A presente ronda de reforma das NU foi precedida de enormes pressões por parte do capital dos EUA e seus lacaios (o governo e os media), incluindo ataques ao Secretário Geral Kofi Annan por possível ligação a um alegado caso de corrupção involvendo o seu filho e o programa de Petróleo por Comida, como se o principal promotor e actor deste programa não fosse os próprios EUA. Think-tanks, como o Cato Institute e a Heritage Foundation, com grande peso na Administração Bush, lançam fortes ataques, descrevendo as NU como uma ameaça à humanidade e as suas resoluções como estrangulando a economia mundial e “forçando a redistribuição dos recursos globais”. Em Abril, o Senado votou diminuir os pagamentos ao programa de manutenção da paz das NU. No verão, o Presidente Bush apontou executivamente John Bolton como embaixador dos EUA às NU, à revilia do Congresso (que ameaçava chumá-lo). Bolton tem um longo historial de hostilidade às NU, e apressou-e a apresentar centenas de emendas ao documento de trabalho das NU, incluindo cortar referências ao Tribunal Criminal Internacional e aos Objectivos de Desenvolvimento para o Milénio (que incluí a meta de cortar para metade a pobreza mundial até 2015, e um comprisso financeiro de 0,7% do PIB para ajuda externa – os EUA contribuem apenas 0,16%).

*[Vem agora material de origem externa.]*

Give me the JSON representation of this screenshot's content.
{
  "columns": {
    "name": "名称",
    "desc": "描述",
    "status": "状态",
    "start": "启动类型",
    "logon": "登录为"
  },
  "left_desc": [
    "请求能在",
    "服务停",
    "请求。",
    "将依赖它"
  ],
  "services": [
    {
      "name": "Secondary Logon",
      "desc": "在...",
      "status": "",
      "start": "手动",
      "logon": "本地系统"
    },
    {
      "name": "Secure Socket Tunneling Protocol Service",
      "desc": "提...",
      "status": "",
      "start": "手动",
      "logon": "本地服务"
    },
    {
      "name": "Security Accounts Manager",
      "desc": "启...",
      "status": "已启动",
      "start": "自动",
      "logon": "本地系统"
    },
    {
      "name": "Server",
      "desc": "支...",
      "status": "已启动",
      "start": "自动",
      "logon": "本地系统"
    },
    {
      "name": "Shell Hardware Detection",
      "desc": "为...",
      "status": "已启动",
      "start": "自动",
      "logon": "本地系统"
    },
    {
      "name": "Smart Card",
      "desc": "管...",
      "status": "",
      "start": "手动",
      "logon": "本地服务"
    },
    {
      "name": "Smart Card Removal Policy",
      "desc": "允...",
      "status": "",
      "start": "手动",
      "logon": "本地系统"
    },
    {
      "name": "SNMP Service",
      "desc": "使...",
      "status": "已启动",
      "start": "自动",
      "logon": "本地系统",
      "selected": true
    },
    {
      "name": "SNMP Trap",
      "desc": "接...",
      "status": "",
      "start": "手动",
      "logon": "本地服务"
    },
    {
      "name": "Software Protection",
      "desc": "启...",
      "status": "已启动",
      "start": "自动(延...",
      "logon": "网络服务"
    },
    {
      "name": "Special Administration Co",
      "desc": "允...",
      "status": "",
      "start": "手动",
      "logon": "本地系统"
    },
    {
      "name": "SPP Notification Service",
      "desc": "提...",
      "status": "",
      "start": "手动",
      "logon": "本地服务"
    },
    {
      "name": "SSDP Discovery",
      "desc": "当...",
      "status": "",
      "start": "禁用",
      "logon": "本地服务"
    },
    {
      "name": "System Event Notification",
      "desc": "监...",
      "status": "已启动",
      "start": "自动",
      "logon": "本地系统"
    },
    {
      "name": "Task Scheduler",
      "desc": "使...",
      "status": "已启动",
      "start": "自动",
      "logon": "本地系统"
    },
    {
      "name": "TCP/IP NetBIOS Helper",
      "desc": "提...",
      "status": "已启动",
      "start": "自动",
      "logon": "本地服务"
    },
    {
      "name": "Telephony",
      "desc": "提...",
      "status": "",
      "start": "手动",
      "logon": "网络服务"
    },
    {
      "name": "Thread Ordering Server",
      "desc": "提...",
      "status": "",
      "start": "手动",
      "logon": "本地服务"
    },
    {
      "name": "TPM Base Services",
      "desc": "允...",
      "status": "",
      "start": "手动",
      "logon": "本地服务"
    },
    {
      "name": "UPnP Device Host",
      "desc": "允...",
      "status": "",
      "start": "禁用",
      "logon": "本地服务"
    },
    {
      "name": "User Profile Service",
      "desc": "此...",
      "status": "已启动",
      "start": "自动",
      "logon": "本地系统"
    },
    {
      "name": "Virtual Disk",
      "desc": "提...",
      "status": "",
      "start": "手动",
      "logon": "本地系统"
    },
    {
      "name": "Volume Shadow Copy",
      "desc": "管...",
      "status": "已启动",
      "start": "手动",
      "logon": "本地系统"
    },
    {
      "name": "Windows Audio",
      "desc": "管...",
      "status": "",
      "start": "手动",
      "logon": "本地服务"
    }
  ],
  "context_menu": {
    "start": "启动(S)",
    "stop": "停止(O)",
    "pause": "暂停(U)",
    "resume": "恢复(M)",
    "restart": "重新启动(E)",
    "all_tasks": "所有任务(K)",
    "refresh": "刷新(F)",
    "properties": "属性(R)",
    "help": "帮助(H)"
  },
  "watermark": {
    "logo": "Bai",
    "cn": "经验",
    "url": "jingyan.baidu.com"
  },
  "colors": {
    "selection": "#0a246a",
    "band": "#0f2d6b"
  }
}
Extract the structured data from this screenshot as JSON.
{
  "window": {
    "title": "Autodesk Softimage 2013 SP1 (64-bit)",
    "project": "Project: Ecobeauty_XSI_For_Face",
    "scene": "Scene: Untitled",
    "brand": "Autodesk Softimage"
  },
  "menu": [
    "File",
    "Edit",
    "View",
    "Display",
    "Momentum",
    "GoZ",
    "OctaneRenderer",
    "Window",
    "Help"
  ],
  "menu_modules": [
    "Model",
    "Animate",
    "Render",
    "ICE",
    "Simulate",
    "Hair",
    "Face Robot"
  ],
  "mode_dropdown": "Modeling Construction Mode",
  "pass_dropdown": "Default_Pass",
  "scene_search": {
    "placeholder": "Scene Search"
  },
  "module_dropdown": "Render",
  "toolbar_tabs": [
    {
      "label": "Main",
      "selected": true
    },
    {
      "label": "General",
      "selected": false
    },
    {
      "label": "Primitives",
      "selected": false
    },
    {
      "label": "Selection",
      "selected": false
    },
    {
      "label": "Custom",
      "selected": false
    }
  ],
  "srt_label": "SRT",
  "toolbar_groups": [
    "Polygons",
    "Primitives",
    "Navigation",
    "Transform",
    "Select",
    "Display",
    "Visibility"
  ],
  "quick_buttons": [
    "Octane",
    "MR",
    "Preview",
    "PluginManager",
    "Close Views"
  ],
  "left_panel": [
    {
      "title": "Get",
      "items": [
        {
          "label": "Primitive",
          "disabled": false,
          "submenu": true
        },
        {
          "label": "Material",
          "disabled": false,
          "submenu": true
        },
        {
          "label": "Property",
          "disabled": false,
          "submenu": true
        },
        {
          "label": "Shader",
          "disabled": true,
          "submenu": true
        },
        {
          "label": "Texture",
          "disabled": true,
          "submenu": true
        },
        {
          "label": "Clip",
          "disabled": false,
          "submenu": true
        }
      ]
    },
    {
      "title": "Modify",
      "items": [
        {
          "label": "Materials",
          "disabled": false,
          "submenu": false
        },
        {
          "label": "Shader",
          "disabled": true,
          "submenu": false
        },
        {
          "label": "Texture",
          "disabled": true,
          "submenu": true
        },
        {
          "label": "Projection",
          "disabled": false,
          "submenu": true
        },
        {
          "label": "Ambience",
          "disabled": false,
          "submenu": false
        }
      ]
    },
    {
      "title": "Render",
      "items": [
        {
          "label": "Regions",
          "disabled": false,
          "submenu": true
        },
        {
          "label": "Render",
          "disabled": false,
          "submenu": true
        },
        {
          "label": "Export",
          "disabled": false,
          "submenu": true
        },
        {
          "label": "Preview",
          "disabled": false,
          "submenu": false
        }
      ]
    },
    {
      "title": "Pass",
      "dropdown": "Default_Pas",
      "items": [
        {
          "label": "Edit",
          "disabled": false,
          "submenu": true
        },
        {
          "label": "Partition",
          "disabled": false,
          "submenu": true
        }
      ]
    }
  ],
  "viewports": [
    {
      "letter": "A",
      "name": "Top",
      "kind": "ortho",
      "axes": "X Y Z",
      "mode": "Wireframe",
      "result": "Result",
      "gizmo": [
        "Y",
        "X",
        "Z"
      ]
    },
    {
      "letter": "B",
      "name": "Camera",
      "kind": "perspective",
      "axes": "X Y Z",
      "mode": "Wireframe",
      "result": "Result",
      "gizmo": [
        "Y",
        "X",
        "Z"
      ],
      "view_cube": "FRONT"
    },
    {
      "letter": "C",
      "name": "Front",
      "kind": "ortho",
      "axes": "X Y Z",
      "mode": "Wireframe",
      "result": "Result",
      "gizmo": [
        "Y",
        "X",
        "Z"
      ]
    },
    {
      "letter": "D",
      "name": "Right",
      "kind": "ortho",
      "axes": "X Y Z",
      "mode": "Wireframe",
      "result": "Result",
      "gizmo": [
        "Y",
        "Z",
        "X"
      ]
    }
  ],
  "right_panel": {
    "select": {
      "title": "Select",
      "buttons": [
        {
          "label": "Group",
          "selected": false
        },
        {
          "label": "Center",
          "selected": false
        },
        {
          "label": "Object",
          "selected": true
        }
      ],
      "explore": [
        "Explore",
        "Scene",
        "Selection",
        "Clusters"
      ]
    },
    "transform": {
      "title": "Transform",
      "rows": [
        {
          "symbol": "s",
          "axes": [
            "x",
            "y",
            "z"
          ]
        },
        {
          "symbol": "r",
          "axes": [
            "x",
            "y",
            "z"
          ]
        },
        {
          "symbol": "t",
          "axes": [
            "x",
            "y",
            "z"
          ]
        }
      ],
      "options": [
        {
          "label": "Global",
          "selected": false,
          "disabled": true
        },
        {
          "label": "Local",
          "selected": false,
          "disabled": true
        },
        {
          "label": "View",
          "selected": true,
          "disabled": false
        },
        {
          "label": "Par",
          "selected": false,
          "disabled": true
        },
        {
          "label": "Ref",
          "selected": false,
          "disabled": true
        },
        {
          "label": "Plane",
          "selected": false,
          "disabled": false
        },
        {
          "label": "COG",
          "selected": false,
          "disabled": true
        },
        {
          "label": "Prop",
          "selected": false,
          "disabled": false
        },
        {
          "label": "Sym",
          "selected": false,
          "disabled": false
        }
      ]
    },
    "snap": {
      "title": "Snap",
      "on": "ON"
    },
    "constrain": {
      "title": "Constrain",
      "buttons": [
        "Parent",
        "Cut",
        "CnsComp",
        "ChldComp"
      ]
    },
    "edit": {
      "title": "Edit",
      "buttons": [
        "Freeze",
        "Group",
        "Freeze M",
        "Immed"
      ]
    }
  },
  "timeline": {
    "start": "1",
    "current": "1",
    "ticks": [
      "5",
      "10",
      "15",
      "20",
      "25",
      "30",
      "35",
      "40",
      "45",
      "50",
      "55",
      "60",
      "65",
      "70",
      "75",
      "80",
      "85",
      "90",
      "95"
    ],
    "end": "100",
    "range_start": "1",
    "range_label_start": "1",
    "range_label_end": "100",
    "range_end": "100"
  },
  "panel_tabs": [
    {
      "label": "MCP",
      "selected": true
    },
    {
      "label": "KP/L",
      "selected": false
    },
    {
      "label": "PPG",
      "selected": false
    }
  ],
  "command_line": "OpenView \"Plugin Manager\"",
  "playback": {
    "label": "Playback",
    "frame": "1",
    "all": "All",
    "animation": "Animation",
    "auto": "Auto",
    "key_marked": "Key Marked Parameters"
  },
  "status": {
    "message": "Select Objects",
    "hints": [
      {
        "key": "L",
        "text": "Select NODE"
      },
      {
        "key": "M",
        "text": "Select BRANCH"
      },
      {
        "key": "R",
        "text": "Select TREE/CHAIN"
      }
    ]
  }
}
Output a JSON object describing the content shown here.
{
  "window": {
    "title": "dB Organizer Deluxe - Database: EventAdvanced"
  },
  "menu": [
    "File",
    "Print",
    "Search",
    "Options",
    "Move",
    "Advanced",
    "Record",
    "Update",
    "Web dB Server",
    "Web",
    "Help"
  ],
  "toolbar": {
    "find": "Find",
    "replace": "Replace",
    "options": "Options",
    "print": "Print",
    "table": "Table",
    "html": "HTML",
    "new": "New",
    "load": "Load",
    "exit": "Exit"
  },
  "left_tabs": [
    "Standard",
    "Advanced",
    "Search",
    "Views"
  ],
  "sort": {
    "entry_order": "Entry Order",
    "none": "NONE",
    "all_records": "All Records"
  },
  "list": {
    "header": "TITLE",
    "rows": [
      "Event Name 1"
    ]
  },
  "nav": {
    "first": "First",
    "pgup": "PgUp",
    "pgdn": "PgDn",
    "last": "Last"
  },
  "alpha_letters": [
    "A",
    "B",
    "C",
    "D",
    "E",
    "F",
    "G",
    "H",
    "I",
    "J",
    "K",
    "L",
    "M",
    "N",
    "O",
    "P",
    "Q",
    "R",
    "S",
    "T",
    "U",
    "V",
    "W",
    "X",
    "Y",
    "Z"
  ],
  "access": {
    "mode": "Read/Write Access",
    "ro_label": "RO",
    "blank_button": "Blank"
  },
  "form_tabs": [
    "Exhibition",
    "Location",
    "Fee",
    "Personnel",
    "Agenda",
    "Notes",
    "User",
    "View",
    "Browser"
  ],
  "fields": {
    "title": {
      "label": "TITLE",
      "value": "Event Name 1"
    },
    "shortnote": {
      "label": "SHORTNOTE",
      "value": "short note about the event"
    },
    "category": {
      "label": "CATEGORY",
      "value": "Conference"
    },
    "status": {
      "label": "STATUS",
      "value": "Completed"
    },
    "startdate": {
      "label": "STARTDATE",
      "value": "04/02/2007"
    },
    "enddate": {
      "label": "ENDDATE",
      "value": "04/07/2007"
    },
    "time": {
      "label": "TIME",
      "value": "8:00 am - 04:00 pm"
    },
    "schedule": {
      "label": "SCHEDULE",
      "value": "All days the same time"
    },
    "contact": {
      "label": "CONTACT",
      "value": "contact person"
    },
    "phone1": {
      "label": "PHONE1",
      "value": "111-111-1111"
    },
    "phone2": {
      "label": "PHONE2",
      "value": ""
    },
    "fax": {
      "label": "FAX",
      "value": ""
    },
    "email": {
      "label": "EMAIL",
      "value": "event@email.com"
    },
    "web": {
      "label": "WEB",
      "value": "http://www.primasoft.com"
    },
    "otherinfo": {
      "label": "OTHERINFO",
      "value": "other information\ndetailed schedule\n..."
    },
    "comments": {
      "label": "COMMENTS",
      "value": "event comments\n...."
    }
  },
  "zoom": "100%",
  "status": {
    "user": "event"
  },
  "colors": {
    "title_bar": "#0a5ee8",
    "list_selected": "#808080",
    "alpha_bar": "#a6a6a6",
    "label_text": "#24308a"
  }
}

Enquanto, os EUA se recusa a aprovar tratados tão consensuais como a Convenção dos Direitos da Criança[2], ou tão urgentes como o protocolo de Quioto, não podemos esperar que os EUA contribuam para tornar as NU num organismo ao serviço da humanidade, e não dos seus interesses. Enquanto os P5 puderem usar do poder de veto e do seu peso financeiro, uma verdadeira reforma das NU não será possível. Enquanto resoluções da Assembleia Geral forem sistematicamente ignoradas, o CS não será um orgão democrático e representativo.



[1] ILGA, International Lesbian and Gay Association

[2] O tratado mais rapidamente ractificado e largamente apoiado da história, com 191 nações participantes, à exclusão apenas dos EUA e Sudão.